Message de bienvenue

Au nom de Dieu, le Clément le Miséricordieux.

Chers lecteurs!
je vous souhaite la bienvenue dans ce blog destiné à mes sœurs et frères épris du savoir, du dialogue et d'échange.
Ce blog a pour objet de susciter des débats fructueux autour des questions touchant tous les domaines de notre vie, particulièrement notre vie religieuse.

samedi 16 juillet 2016

La mendicité des enfants : un dialogue de sourds!

La question de la mendicité des enfants est l'un des sujets les plus étudiés au Sénégal. Il existe une littérature très abondante sur le phénomène. L'Etat, les ONG, les associations des Maitres coraniques et les centres de recherches ont beaucoup produit sur la typologie des mendiants, les causes de la mendicité, les dangers qu'elle provoque ainsi que les pistes de solutions. Mais, lorsqu'un acte est pris sur la question de la mendicité, est toujours accompagné d'une vie polémique, chacun y va avec ses propres arguments sans se référer à ces études.

Concernant la décision récente du Chef de l'Etat, sur le retrait des enfants mendiants de la rue, les positions sont très divergentes. Mais, si l'on suit le débat suscité  on n'a le sentiment qu'il y a un dialogue de sourds sur la question.

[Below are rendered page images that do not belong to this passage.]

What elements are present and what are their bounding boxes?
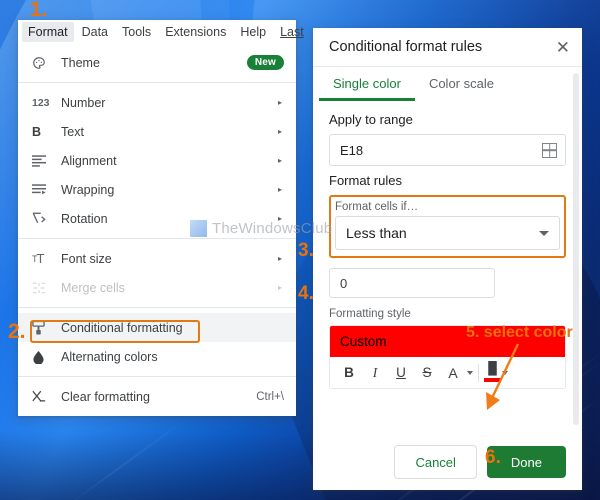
align-left-icon [32,154,54,167]
panel-tabs: Single color Color scale [313,67,582,101]
text-rotation-icon [32,212,54,225]
condition-value: Less than [346,225,407,241]
text-color-button[interactable]: A [440,360,466,386]
menu-item-clear-formatting[interactable]: Clear formatting Ctrl+\ [18,382,296,411]
font-size-icon: TT [32,251,44,266]
menubar-item-data[interactable]: Data [82,25,108,39]
menu-item-wrapping[interactable]: Wrapping ▸ [18,175,296,204]
watermark-text: TheWindowsClub [212,220,333,237]
sheets-menubar: Format Data Tools Extensions Help Last [18,20,304,44]
menu-item-conditional-formatting[interactable]: Conditional formatting [18,313,296,342]
alternating-colors-icon [32,350,54,364]
menu-item-text[interactable]: B Text ▸ [18,117,296,146]
panel-footer: Cancel Done [313,434,582,490]
annotation-2: 2. [8,320,26,343]
close-icon[interactable]: ✕ [556,39,570,56]
tab-color-scale[interactable]: Color scale [415,67,508,101]
number-123-icon: 123 [32,96,50,109]
text-color-chevron-down-icon[interactable] [467,370,473,375]
grid-picker-icon[interactable] [542,142,557,158]
condition-select[interactable]: Less than [335,216,560,250]
menu-item-label: Font size [61,251,112,266]
menu-item-label: Alignment [61,153,117,168]
strikethrough-button[interactable]: S [414,360,440,386]
chevron-right-icon: ▸ [277,127,282,136]
merge-cells-icon [32,282,54,294]
text-wrap-icon [32,183,54,196]
format-cells-if-group: Format cells if… Less than [329,195,566,258]
menubar-item-last[interactable]: Last [280,25,304,39]
menu-divider-2 [18,238,296,239]
bold-button[interactable]: B [336,360,362,386]
formatting-style-label: Formatting style [329,308,411,320]
chevron-right-icon: ▸ [277,254,282,263]
chevron-down-icon [539,230,549,236]
range-value: E18 [340,142,364,158]
menu-item-label: Alternating colors [61,349,158,364]
menu-item-merge-cells: Merge cells ▸ [18,273,296,302]
apply-to-range-input[interactable]: E18 [329,134,566,166]
menu-item-label: Theme [61,55,100,70]
menu-divider-4 [18,376,296,377]
menu-item-label: Number [61,95,106,110]
format-rules-label: Format rules [329,173,402,188]
chevron-right-icon: ▸ [277,98,282,107]
palette-icon [32,56,54,70]
menu-item-number[interactable]: 123 Number ▸ [18,88,296,117]
menu-item-alternating-colors[interactable]: Alternating colors [18,342,296,371]
menu-item-theme[interactable]: Theme New [18,48,296,77]
menu-item-label: Text [61,124,84,139]
menu-item-alignment[interactable]: Alignment ▸ [18,146,296,175]
annotation-4: 4. [298,283,314,304]
threshold-value: 0 [340,275,348,291]
format-cells-if-label: Format cells if… [335,201,419,213]
annotation-arrow-icon [486,343,520,410]
apply-to-range-label: Apply to range [329,112,413,127]
panel-scrollbar[interactable] [573,73,579,425]
underline-button[interactable]: U [388,360,414,386]
chevron-right-icon: ▸ [277,283,282,292]
annotation-3: 3. [298,240,314,261]
threshold-input[interactable]: 0 [329,268,495,298]
conditional-format-rules-panel: Conditional format rules ✕ Single color … [313,28,582,490]
bold-b-icon: B [32,124,42,139]
style-preview-text: Custom [340,334,387,349]
menu-item-shortcut: Ctrl+\ [256,390,284,403]
menu-item-label: Conditional formatting [61,320,183,335]
format-menu: Format Data Tools Extensions Help Last T… [18,20,304,416]
menubar-item-help[interactable]: Help [240,25,266,39]
chevron-right-icon: ▸ [277,185,282,194]
panel-title: Conditional format rules [329,39,483,55]
watermark-logo-icon [190,220,207,237]
menubar-item-format[interactable]: Format [22,22,74,42]
menubar-item-tools[interactable]: Tools [122,25,151,39]
menu-item-label: Wrapping [61,182,115,197]
tab-single-color[interactable]: Single color [319,67,415,101]
conditional-formatting-icon [32,320,54,335]
chevron-right-icon: ▸ [277,156,282,165]
new-badge: New [246,55,284,70]
panel-header: Conditional format rules ✕ [313,28,582,67]
menu-item-label: Merge cells [61,280,125,295]
menubar-item-extensions[interactable]: Extensions [165,25,226,39]
annotation-6: 6. [485,447,501,468]
annotation-1: 1. [30,0,48,21]
clear-formatting-icon [32,390,54,403]
panel-body: Apply to range E18 Format rules Format c… [313,101,582,389]
cancel-button[interactable]: Cancel [394,445,477,479]
italic-button[interactable]: I [362,360,388,386]
menu-divider-1 [18,82,296,83]
menu-divider-3 [18,307,296,308]
menu-item-label: Clear formatting [61,389,150,404]
watermark: TheWindowsClub [190,220,332,237]
formatting-toolbar: B I U S A █ [330,357,565,388]
menu-item-font-size[interactable]: TT Font size ▸ [18,244,296,273]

En effet, personne n'approuve la persécution et l'exploitation d'enfants innocents dont la place n'est les rues, pour l'unique but de s'enrichir, sauf ceux qui commettent cette forfaiture. En revanche,  tout le monde est d'accord qu'il y a des enfants dont les parents sont pauvres et qui sont confiés à des Serignes Daara dépourvus de  moyens pour la prise en charge correcte de leur nourriture. Le fait que ces enfants pratiquent la mendicité à des heures précises et raisonnables pour se nourrir est tout à fait accepté par la société sénégalaise.

Généralement, les gens qui soutiennent la décision d'interdire la mendicité, parlent de la première catégorie, les enfants exploités. Ceux qui la désapprouvent invoquent  le seconde type de la mendicité en arguant que c'est l'Etat qui doit aider les Serignes Daara dans la prise en charge de ces enfants issus de familles diminues. Donc on ne parle pas généralement de la même chose.
 
Dans ce genre de situation un dialogue direct avec les acteurs est une nécessité pour lever les ambiguïtés et trouver des consensus aidant à trouver des solutions définitives et durables.

mardi 5 juillet 2016

Débats dans l'absolu, exemple de la laïcité

Le Sénégal est connu pour être un pays de dialogue et de débats. On aime discuter sur tous les sujets. La liberté d'opinion est une réalité dans ce pays. À travers les médias, les conférences publiques et les cérémonies de toutes sortes, les intervenants discutent sur des concepts et des faits. Ils échangent généralement en toute sérénité.  C'est une attitude très positive.
Cependant, la remarque que je fais est qu'en réalité, on débat dans l'absolu, sans se coller à nos réalités. Quand il s'agit de concept, on fait abstraction de ses applications concrètes ou ses implications dans notre vie quotidienne.
Je convoque ici, à titre d'exemple, le débat sur la laïcité. Lorsque les gens parlent de ce concept, ils l'abordent d'une manière abstraite, c'est à dire la laïcité en tant que notion, ses origines et sa signification sa légitimité dans notre société.  Mais on n'examine pas objectivement la façon dont elle est réellement vécue, ni ses aspects positifs et négatifs. Les parties prenantes dans le débat adoptent des attitudes figées, on est pour ou contre. Le problème que cette attitude pose est qu'on laisse de côté les véritables questions dont les réponses peuvent nous faire avancer: Par exemple, est ce que la laïcité telle qu'elle est vécue et  au-delà de ses origines ou ses significations, est une chose positive ou négative dans la marche de notre société ? Et pourquoi? Est ce qu'il y a lieu de la renforcer ou de l'enlever ? Et comment ?

À mon avis, si, au lieu de parler dans l'absolu, on posait le débat sur la laïcité à ces termes on trouverait des réponses plus fructueuses pour notre pays.